Dr. Trask’s research is focused on global women’s equality and advancing cultural understanding of gender worldwide. She stated that “there are enormous differences in the lives of girls and women, depending if they live in high-income countries, and low-income countries.”
While many feel that gender equality is still a problem in first world countries like the United States, those problems pale in comparison to the problems that women face worldwide, specifically in third–world countries.
“Depending where you are [in the world], it's really going to affect what your chances of being married off when you're very young and having babies when you're very young. The main problem with that, besides health-related issues, is that if a girl marries very young, at 14 [or] 15, it's going to stop her educational and occupational opportunities,” Trask said.
She continued, “This is something we take for granted in the United States, that you having a baby is a joyous blessing, but in many parts of the world, having a baby is still the most dangerous thing that a woman can do.”
The issues do not stop at early marriage and education; some needs are far more immediate.
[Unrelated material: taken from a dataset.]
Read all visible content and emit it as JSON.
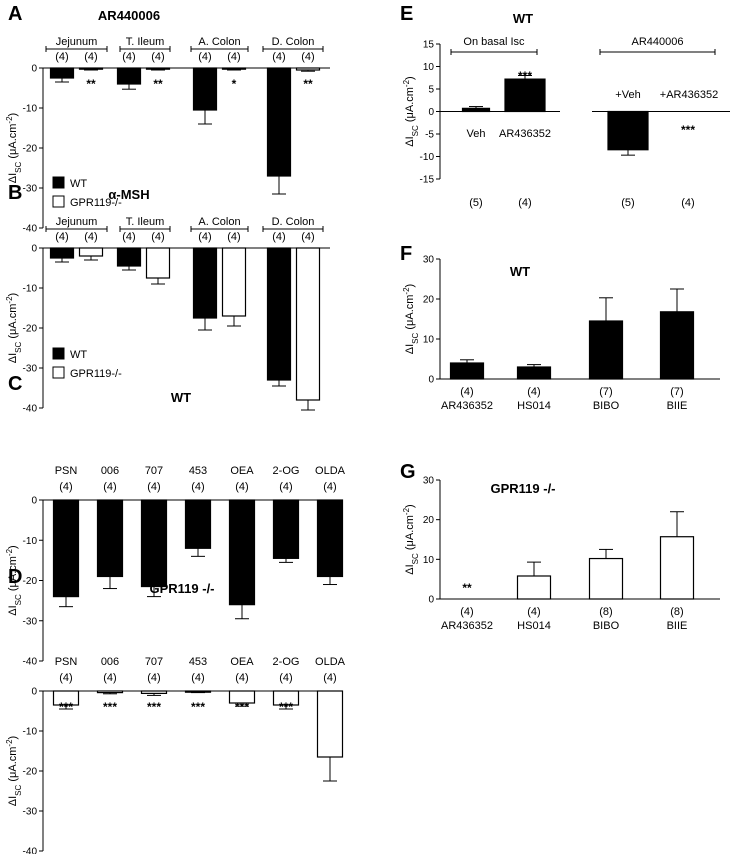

Some countries lack the resources to provide women, especially pregnant and breastfeeding women, with the nutrition they need.
“If a woman does not get the right nutrition when she is pregnant, it affects the babies that she carries, and this is an enormous problem worldwide, [but] something that we don't focus on very much at all,” Trask said.
“Just to give you a little bit of a feeling, 18 million babies every year are born with brain damage due to iodine deficiency,” said Trask. “Also, many women are anemic, and because of the anemia, they die in childbirth. These [issues] are sort of hidden, we sometimes talk about poverty and we talk about not having enough food, but we don't talk about the actual sex-related consequences of that.”
Many of the issues that women face are embedded in their cultures.
“In a lot of places, physically, a girl's world becomes smaller once she enters puberty, and for a boy, that physical space increases,” said Trask. “Once the young woman hits puberty, it's very difficult for her to go to school for modesty reasons. The secondary school may be far away, [and] she would have to travel to that school. The family doesn't want her moving around alone, and a lot of times, even if the mother is working outside of the home [a girl] needs to take care of the siblings and take care of the domestic chores.”
Trask said that growing up “shrinks [some girls’] opportunities because she's not going to school. She's not learning new skills. She is in danger of getting married off very young, and then that sort of cuts off her future basically.”
Trask hopes that her research and work in global gender equality will help other cultures worldwide to protect and value their women and help them become educated citizens. In order to do that, Trask believes that “stopping child marriage is a very important initiative.”
Trask believes that providing all women with education will solve problems globally and make the world better.
“Every individual has certain capabilities. Let's say about half of human populations are female or male, but if you don't empower [the female] half of it, you're going to miss out on all those talents.”